How heterogeneous pipelines break through the GPU wall
Generating code increasingly involves steps that demand a different approach than GPUs alone. The dearth of overall compute for inference has made efficiency a substantially higher priority. And user expectations for latency are rapidly growing for a snappier experience with high quality results—particularly as AI coding agents begin to take over whole workflows in the software engineering role.
Agentic pipelines using multiple types of hardware in a heterogeneous pipeline with different memory architectures helps resolve both. Simpler tasks that smaller models can handle can sit on memory-optimized accelerators—like those taking advantage of SRAM-approaches—and operate with significantly lower latency than GPUs.
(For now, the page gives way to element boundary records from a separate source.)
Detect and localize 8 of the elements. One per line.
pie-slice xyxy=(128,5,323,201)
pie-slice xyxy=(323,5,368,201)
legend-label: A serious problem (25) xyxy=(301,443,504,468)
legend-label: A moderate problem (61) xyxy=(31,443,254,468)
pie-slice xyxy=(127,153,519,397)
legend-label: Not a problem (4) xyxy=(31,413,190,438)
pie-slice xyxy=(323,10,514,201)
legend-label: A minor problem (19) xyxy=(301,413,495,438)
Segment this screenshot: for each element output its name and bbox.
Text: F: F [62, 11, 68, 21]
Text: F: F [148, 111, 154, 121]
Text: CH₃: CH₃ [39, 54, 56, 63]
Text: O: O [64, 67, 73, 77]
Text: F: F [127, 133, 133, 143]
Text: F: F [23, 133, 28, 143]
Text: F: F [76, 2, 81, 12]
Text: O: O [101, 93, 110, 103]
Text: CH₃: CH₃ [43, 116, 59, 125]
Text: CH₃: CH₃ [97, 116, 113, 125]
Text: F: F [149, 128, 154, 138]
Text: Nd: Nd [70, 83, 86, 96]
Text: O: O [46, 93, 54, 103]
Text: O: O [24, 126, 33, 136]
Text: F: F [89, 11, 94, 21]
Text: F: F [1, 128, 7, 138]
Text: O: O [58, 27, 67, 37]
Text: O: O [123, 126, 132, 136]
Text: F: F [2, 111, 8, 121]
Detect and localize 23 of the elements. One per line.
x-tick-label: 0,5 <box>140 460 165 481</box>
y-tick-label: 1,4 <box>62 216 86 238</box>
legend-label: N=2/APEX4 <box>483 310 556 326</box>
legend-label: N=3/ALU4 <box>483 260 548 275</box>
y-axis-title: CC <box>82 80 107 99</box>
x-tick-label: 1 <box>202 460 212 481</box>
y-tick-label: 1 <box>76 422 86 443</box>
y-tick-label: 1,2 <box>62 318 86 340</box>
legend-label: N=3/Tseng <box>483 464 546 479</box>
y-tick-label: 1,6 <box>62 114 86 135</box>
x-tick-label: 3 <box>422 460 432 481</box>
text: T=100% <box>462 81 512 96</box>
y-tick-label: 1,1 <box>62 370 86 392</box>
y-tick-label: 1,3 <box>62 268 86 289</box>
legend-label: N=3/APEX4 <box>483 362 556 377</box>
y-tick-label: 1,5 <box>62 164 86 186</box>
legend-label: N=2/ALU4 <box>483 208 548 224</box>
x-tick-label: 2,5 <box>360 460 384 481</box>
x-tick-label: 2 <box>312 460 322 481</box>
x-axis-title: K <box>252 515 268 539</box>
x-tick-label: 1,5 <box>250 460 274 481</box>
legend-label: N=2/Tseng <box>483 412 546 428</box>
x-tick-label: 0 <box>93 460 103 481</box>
Some tasks—like complete refactors, complex functions, architectural decisions—are extraordinarily complex and need the firepower of a trillion-plus parameter model. But many are simple: searching codebases, identifying diffs, catching straightforward bugs, or generating inline completions.
Each of those tasks doesn’t need the same monolithic model that can solve every problem. Smaller models are more powerful today and can tackle the simple stuff while massively reducing overall latency and energy demands.
These newer, more advanced pipelines divvy tasks up across a wider portfolio of models within a multi-step agentic flow. Even the models themselves can run on different types of hardware, such as handling the entire decode process of small- to mid-sized models, or improve the elements of the decode process individually.
Disaggregated AI inference supercharges speculative decoding in programming
Even the most complex tasks that might be better suited to large models don’t have to rely entirely on power- and compute-hungry models (and, as a result, GPUs).
In a disaggregated pipeline, custom accelerators running smaller models can speed up the overall inference process through speculative decoding. Inference-optimized custom accelerators rapidly generate draft tokens while a GPU with a more powerful model verifies the best results in parallel.
A speculator model in code generation can rapidly throw out a high volume of proposals finely tuned to a developer’s specific requirements. That could include tuning with a company’s codebase. But it could also include tuning based on an individual developer’s own preferences and style, from variable names to the structure of functions.
Smaller speculator models are also getting more powerful and efficient, which directly improves the quality of proposed tokens and the efficiency of the entire pipeline. And enterprises can deploy speculative decoding in disaggregated inference pipelines today.
Heterogeneous (and disaggregated) AI inference pipelines are the future of AI coding
Agentic coding has solidified itself as one of the most powerful use cases for AI models. Enterprises can supercharge developer productivity and dramatically lower costs, and even solo developers can produce prototypes or entire applications with a good set of instructions.
That demand puts even more strain on existing compute resources, leading to slower and less-than-optimal experiences. Today, enterprises might tolerate an AI agent running off and working for a few hours. In the future, competition may be fierce enough that the acceptable time window shrinks dramatically.
Heterogeneous pipelines by themselves massively improve the process of AI inference. Implementing disaggregated pipelines—including architectural optimizations like speculative decoding— immediately relieves that strain as well as delivering an even lower-latency experience than GPU-only inference.
The (arguably) most important AI use case available today needs infrastructure that can actually keep up with user demands from it. And implementing heterogeneous and disaggregated pipelines is an immediate pathway to scaling gracefully to the exploding demand for it.